Tuesday, March 21, 2017

The Radical Cross

A. W. Tozer was a very unique man of God.  He saw things like very few man ever did.  Interestingly, he was saved in the attic of his parents after hearing a street preacher leaving work in Akron, Ohio.  After doing some street preaching himself, he was called to pastor a storefront church in West Virginia. Thus began his long and great work of pastor and editor.
Many saw him as a modern-day prophet and he dared many who listened to him to walk the narrow path.  He didn't care which friends he had, those who understood him stood by him.  What should stand out is Aiden Wilson Tozer never had any biblical seminary training.  How did this man learn so much?  Simple: the Holy Spirit and his separation from the world.  Complete and iconic.
In the book "The Radical Cross," the first chapter points out what American Christianity ignores in the attributes of a crucifixion.  We think we see it as a thing of beauty, a shiny garb around our neck or a tattoo on our arm.  We are ignorant of the power of God through the Cross, as noted in 1 Corinthians 1:18.  
It is not the resurrection that we are talking about, this occurred three days later after Jesus was slain.  We need to see the cross for what it truly is, an instrument of death and destruction.  Let me go through briefly what the cross was, how the power of God pertains to it, and how it reflects to Christians.
First, as already said, it is a symbol of death.  Everyone who was sentenced and nailed to it succumbed to it.  It left no one still alive, even the Son of Man.  It had no mercy, no compromise; the only ultimatum it gave to its victims to come off was death.  Once you knew you would be crucified, death was the only option you had on getting off.  
Crucifixion was bloody and gory.  Your friends no longer walked by your side.  They did not want to be affiliated with you anymore.  Even the disciples fled and were nowhere to be seen.  Pain brought from the nails, the stretching of the body by the wood and gravity only added to the eventual demise.  Lastly, also consider where Golgotha was; on a hill for all to see.  It was a sign of humiliation and shame.
How does all of this apply to us?  Interesting that many Christians and pulpits quote Galatians 2:20, where Paul said I have been crucified with Christ, not I but He who lives in me.  Paul also said that as the sufferings of Christ abound in him, so consolation also abound by Christ (2 Corinthians 1:5).
We are not called to be physically crucified.  We are called to crucify the old man (Romans 6) and bury him.  Jesus said no one is worthy to follow him if he does not take up his cross (Matthew 10:38).  Another saying Jesus told was to "deny yourself, take up your cross, and follow Me (Matthew 16:24).  Note what need to do; deny ourselves first, take up our cross, THEN we follow Him. 
We can only have the abundant life what Jesus desires us to have until we sentenced the flesh to death.  Look at Paul went through in following Christ.  Stoned, beaten with rods, flogged, shipwrecked and imprisoned.  All this and he never wavered.  Once the old man was crucified, all that was left was a spiritual man wanted nothing more than to preach Christ crucified and holy solitude with the King.

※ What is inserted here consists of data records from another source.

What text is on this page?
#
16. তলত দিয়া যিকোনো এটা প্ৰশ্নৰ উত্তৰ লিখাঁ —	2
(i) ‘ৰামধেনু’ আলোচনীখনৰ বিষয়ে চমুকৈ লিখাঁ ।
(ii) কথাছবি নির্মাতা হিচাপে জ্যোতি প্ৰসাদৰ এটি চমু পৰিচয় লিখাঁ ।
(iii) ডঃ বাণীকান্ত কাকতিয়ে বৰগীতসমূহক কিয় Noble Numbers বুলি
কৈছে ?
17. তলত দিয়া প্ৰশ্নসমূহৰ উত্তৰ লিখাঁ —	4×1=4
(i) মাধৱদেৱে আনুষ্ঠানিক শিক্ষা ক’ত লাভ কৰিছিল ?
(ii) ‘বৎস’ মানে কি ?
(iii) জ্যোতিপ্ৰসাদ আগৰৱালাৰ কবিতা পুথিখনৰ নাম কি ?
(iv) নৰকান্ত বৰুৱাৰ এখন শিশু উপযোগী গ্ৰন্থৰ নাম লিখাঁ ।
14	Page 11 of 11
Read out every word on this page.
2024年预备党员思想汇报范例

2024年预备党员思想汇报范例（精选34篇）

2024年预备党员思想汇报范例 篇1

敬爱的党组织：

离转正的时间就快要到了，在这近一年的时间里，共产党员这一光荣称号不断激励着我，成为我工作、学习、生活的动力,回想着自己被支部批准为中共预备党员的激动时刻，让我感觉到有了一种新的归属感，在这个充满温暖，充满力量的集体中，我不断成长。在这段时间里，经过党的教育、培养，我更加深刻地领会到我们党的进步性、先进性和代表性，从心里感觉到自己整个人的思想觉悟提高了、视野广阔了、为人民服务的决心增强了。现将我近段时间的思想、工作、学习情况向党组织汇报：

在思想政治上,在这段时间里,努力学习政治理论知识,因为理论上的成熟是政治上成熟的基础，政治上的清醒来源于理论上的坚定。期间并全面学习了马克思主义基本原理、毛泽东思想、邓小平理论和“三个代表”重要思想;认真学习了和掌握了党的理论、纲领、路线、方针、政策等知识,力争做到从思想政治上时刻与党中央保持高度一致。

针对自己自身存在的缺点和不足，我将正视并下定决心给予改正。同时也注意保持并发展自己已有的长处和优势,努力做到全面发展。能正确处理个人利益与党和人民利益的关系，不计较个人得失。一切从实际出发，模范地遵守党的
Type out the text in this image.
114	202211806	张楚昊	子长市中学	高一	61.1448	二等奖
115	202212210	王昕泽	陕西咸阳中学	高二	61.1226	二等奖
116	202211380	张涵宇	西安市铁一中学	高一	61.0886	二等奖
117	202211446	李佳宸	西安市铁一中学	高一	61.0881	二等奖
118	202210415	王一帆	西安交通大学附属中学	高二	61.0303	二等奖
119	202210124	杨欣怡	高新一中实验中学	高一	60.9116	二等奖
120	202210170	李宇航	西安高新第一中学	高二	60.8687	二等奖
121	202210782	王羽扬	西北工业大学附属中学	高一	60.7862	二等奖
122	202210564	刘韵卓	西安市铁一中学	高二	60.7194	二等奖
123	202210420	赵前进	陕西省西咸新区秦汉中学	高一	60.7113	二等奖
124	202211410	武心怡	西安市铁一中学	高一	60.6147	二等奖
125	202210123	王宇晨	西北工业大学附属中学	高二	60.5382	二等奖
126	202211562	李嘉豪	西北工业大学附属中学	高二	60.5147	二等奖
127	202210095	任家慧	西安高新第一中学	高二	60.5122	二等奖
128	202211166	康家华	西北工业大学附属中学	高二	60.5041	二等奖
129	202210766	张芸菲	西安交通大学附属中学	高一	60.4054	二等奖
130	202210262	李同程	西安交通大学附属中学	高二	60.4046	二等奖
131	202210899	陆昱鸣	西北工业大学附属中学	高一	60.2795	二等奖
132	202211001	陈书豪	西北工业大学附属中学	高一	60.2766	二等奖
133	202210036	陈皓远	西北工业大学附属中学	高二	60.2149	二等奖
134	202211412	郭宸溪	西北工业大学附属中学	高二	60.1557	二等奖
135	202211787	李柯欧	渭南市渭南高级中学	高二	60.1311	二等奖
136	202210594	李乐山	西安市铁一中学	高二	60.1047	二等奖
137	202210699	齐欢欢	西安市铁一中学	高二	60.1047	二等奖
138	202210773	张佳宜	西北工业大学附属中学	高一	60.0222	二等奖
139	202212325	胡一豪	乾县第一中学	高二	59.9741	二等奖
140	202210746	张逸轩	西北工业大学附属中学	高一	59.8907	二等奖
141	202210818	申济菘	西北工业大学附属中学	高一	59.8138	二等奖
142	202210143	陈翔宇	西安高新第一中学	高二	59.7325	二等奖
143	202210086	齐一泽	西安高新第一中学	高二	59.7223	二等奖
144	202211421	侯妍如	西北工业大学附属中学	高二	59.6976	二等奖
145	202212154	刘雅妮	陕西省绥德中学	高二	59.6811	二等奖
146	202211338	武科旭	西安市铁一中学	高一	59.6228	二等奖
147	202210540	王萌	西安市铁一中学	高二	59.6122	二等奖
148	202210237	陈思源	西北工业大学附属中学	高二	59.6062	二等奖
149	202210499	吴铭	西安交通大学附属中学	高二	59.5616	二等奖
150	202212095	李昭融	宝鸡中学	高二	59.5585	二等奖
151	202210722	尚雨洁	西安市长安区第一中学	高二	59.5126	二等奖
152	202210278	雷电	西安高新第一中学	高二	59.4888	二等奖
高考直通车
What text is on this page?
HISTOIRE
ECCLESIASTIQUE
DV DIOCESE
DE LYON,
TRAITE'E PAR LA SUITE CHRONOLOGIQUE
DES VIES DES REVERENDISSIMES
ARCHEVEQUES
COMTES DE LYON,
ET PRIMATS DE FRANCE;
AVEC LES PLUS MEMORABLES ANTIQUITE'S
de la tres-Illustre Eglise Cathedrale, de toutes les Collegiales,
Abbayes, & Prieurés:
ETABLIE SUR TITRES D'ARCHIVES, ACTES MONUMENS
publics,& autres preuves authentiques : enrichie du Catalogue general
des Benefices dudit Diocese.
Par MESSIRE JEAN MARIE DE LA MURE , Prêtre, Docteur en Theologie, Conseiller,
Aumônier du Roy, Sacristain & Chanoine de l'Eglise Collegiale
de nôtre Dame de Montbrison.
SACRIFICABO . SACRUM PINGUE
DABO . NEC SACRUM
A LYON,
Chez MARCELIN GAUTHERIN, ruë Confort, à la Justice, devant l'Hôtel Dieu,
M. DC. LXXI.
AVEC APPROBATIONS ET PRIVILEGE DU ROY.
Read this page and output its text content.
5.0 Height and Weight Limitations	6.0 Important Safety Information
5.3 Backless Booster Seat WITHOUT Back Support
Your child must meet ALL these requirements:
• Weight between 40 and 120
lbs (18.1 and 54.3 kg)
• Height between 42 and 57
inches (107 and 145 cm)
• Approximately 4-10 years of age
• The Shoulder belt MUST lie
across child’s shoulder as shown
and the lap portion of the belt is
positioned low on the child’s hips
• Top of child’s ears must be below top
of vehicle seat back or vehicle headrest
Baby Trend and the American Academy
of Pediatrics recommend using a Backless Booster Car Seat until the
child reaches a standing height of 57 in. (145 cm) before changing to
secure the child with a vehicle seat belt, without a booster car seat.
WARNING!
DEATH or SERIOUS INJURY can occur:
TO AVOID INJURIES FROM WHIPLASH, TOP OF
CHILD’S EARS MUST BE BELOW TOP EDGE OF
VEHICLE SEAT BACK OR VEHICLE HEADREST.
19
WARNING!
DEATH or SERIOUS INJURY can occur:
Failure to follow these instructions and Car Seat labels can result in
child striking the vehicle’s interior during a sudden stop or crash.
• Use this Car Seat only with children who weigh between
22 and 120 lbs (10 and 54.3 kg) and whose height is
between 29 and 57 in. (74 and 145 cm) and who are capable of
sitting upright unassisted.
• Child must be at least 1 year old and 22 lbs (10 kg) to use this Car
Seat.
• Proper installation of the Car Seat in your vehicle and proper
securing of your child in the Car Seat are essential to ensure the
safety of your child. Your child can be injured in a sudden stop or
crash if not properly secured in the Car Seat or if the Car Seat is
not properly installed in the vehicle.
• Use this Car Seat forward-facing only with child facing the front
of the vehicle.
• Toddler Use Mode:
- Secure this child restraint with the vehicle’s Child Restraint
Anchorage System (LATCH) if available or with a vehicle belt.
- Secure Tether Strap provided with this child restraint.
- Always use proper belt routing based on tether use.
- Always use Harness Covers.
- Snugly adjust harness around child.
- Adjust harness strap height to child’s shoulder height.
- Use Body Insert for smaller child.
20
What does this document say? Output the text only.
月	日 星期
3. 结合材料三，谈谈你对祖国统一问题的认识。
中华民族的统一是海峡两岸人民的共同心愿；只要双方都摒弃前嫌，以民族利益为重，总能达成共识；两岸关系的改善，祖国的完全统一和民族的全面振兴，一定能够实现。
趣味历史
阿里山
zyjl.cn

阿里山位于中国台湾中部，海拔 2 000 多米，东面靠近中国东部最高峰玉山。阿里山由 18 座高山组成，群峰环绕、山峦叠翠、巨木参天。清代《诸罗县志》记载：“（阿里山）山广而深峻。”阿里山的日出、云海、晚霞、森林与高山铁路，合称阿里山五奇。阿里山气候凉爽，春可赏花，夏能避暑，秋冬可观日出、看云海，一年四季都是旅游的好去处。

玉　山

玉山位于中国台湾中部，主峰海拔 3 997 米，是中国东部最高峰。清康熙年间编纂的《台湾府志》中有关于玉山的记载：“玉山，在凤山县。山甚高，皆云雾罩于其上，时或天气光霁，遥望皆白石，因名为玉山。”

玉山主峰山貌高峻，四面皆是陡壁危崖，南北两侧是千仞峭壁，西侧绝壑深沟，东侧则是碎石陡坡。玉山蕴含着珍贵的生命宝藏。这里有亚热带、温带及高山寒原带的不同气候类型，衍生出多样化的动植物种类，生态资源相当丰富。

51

Sorry to say, the crucifixion of Jesus leads us to the gate but the path requires us to take up our own cross.  The sufferings we will go through, trials, tribulations, mockings; this is the nails to the flesh, for none of the forementioned the flesh wants to endure.  If you love the luxury and freedom in America, all the gadgets and fine living, maybe this is what is keeping you from carrying your cross.